Simpson Walks the Party Line on Corporate Taxes

Yesterday’s Jeffrey Simpson column was entitled, “Walking the Line on Corporate Tax Cuts.” Incredibly, he walks the narrow 1.5% line between the Liberal and NDP proposals.

To his credit, Simpson takes an open-minded look at the evidence, which indicates “no discernible links” from corporate taxes to employment or investment. On this basis, he accepts the Liberal proposal to raise revenue by restoring the 2010 federal corporate tax rate of 18%.

He mysteriously goes on to conclude that the NDP proposal to restore the 2008 rate of 19.5% “is a move in the wrong direction.” He offers no theory of why 18% is reasonable but 19.5% “is unwise.”

To put these figures in perspective, the federal corporate tax rate (including surtax) was 22.1% in 2007, before the Conservative cuts began. It was 29.1% in 2000, before the Liberals started slashing.

If one accepts the excellent analysis in the first three-quarters of Simpson’s column, then the NDP proposal is somewhat better (not to mention more trustworthy) than the Liberal proposal.

However, having Simpson and the Liberals on board for even a modest corporate tax increase is definitely a move in the right direction.

UPDATE (April 18): I have the following letter in today’s Globe and Mail.

In Walking the Line on Corporate Tax Cuts (April 15), Jeffrey Simpson correctly explained that differences in corporate tax rates have no discernible effect on employment or investment. After arguing that the Liberals’ proposed federal corporate tax rate of 18 per cent is reasonable, he concludes that the NDP proposal of 19.5 per cent “is a move in the wrong direction.”

To put both cautious increases in perspective, this rate was 22 per cent as recently as 2007 and 29 per cent until 2000 (including the corporate surtax). The NDP would go modestly further than the Liberals in what Mr. Simpson’s own evidence indicates is the right direction.

Erin Weir, senior economist, International Trade Union Confederation, Brussels

6 comments

  • “He offers no theory of why 18% is reasonable but 19.5% ‘is unwise.'”

    So, then, what’s your optimal tax rate and mix?

    If there is no discernible link between corporate tax and investment, why not a 95% rate?

  • The conclusion that corporate tax rates have no discernible effect on investment is based on the range of rates that countries have actually implemented.

    Of course, there is good reason to believe that a 95% corporate tax rate would curb investment.

    I do not claim to have precisely identified the point at which a higher rate would appreciably affect investment.

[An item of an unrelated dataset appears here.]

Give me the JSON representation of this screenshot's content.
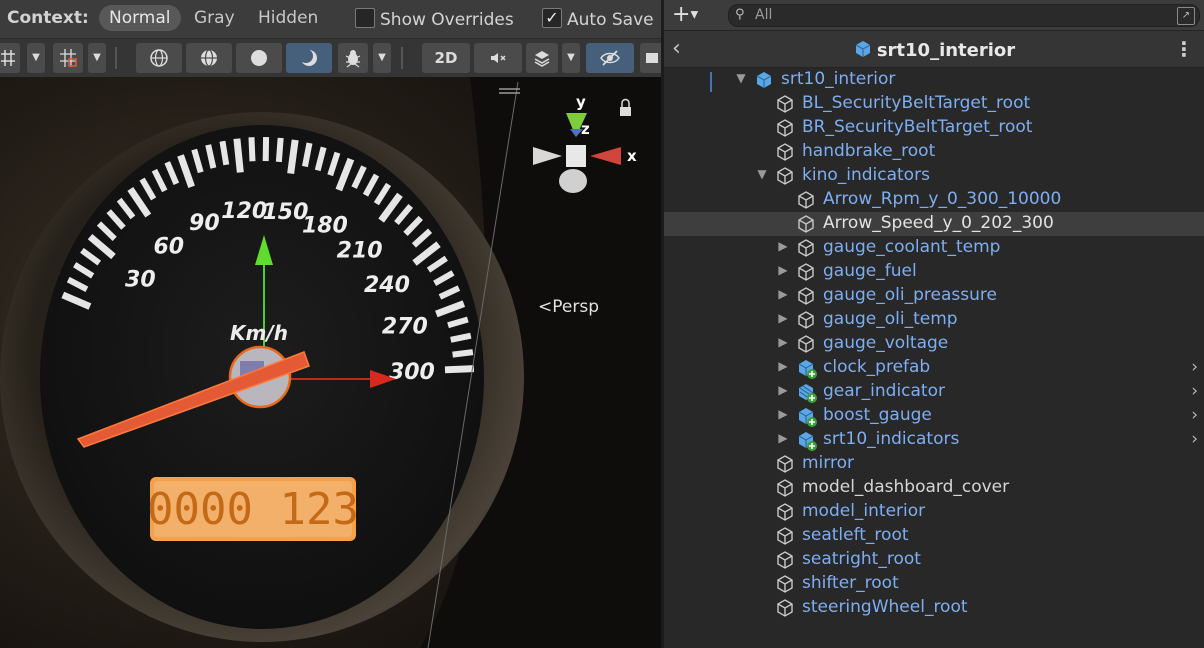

However, that point does not lie between the Liberal and NDP proposals.

  • The issue would seem to be what the optimal mix is, though. Saying that it wouldn’t hurt that much to raise to a 33.5% combined rate as a Layton-Horwath team would probably do is pretty obviously correct to me, but that doesn’t seem like the real issue. I mean, for a party that still calls itself socialist, saying that there should be a massive tax cut for corporations relative to only a decade ago seems like a political dead end – unless there is some evidence (which there is) that corporate tax isn’t the best tax to raise revenue from.

  • Barrie McKenna says the following in his Globe piece this morning:

    “Across OECD countries, government revenue from corporate income tax as a share of gross domestic product is higher now than in the late 1990s. And taxes of all kinds (corporate, individual and value-added) are bringing in more revenue as a share of the economy now versus a decade ago.”

    This doesn’t sound right to me. Could someone provide (or point me to) a good response? Similarly, it would be interesting to see a good rebuttal of the awful piece by Doug Saunders in the Saturday Globe.

    Thanks.

  • Oops, sorry, Armine Yalnizyan has already responded to the Saunders column here:

    http://www.progressive-economics.ca/2011/04/16/the-legend-of-zero/

  • Corporate tax revenues are higher relative to GDP because pre-tax corporate profits are much higher relative to GDP. However, corporate taxes now collect a smaller share of profits.